The Phillies, with their sixth straight victory, moved a half-game ahead of the Mets in the NL East. The Phillies last sat alone in first place on May 7, before the Mets tied them the following day.

On Friday, the Mets went 1-for-8 with runners in scoring position against Kyle Gibson and the Phillies’ bullpen. Gibson, a right-hander acquired at the trade deadline from Texas, allowed one run on four hits and four walks over six innings.

Bryce Harper all but sealed it for the Phillies with a monstrous two-run homer to center off Edwin Diaz in the eighth that buried the Mets. Diaz, who returned after two days away from the team on the paternity list, hadn’t pitched since last Saturday. Harper was serenaded by chants of “M-V-P” by the crowd as he rounded the bases.

Marcus Stroman threw 91 pitches over five innings in which he allowed two earned runs on five hits with five strikeouts and one walk. It was an improvement over his Sunday start against the Reds, which included four earned runs allowed over 5 ²/₃ innings.

Gibson’s first major league RBI, on a single in the fifth, put the Mets in a 2-1 hole. Brad Miller led off the inning with a towering fly ball to right field, which Michael Conforto couldn’t reach, and it caromed off the fence for a triple. The Phillies scored their first run in the second inning, on Didi Gregorius’ 10th homer of the season.

After leaving the bases loaded three times a day earlier, the Mets continued the trend in the fourth inning. Tomas Nido walked to load the bases with nobody out, after Conforto singled and Jonathan Villar reached on Brad Miller’s error, but that was all for the Mets in the inning. Gibson struck out Stroman and got Brandon Nimmo to hit into an inning-ending double play.

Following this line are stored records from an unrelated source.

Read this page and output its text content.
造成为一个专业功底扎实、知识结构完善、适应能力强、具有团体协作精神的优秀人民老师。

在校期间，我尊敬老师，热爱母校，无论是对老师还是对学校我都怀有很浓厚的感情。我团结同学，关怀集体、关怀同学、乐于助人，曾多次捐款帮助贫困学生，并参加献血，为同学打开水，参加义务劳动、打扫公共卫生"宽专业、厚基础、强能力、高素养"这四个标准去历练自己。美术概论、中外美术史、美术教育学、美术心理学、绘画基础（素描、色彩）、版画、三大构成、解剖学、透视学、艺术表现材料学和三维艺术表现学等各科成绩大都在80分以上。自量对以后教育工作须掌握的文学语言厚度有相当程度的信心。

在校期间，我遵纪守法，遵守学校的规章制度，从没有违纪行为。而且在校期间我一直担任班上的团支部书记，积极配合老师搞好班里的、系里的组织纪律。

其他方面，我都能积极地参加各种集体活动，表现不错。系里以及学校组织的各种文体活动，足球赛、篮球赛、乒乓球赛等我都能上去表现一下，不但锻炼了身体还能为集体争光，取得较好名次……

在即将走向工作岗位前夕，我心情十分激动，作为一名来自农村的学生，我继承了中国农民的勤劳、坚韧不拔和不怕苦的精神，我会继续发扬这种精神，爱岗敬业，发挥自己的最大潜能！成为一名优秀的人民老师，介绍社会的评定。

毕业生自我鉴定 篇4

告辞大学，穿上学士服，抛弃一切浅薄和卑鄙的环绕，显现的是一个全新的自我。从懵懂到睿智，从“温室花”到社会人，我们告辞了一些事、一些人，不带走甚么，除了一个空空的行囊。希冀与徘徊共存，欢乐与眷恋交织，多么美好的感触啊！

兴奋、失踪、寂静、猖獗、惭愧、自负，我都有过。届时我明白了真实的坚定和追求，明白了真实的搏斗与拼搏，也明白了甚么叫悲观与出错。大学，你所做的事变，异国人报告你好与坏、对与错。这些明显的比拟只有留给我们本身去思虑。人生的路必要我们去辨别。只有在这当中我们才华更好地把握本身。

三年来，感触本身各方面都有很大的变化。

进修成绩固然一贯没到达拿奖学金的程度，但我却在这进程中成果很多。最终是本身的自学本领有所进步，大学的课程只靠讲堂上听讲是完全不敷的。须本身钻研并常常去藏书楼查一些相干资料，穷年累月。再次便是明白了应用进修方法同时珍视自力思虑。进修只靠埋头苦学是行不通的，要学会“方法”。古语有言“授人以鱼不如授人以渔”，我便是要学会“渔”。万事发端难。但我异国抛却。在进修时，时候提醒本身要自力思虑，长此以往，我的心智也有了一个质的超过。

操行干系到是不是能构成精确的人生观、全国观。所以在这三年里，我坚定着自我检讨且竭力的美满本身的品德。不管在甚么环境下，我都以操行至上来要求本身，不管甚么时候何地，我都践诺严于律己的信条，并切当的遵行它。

Nido also hit into an inning-ending double play in the sixth, after Conforto had reached on a leadoff walk.

Dominic Smith delivered a two-out RBI single in the third that tied it 1-1. It continued a recent surge for Smith, who extended his hitting streak to nine games (during which he was hitting .355 entering play).

Nimmo and Pete Alonso each walked in the inning before Smith stroked a single to right field for his 49th RBI of the season.

Villar homered in the ninth off Ian Kennedy for the Mets’ second run.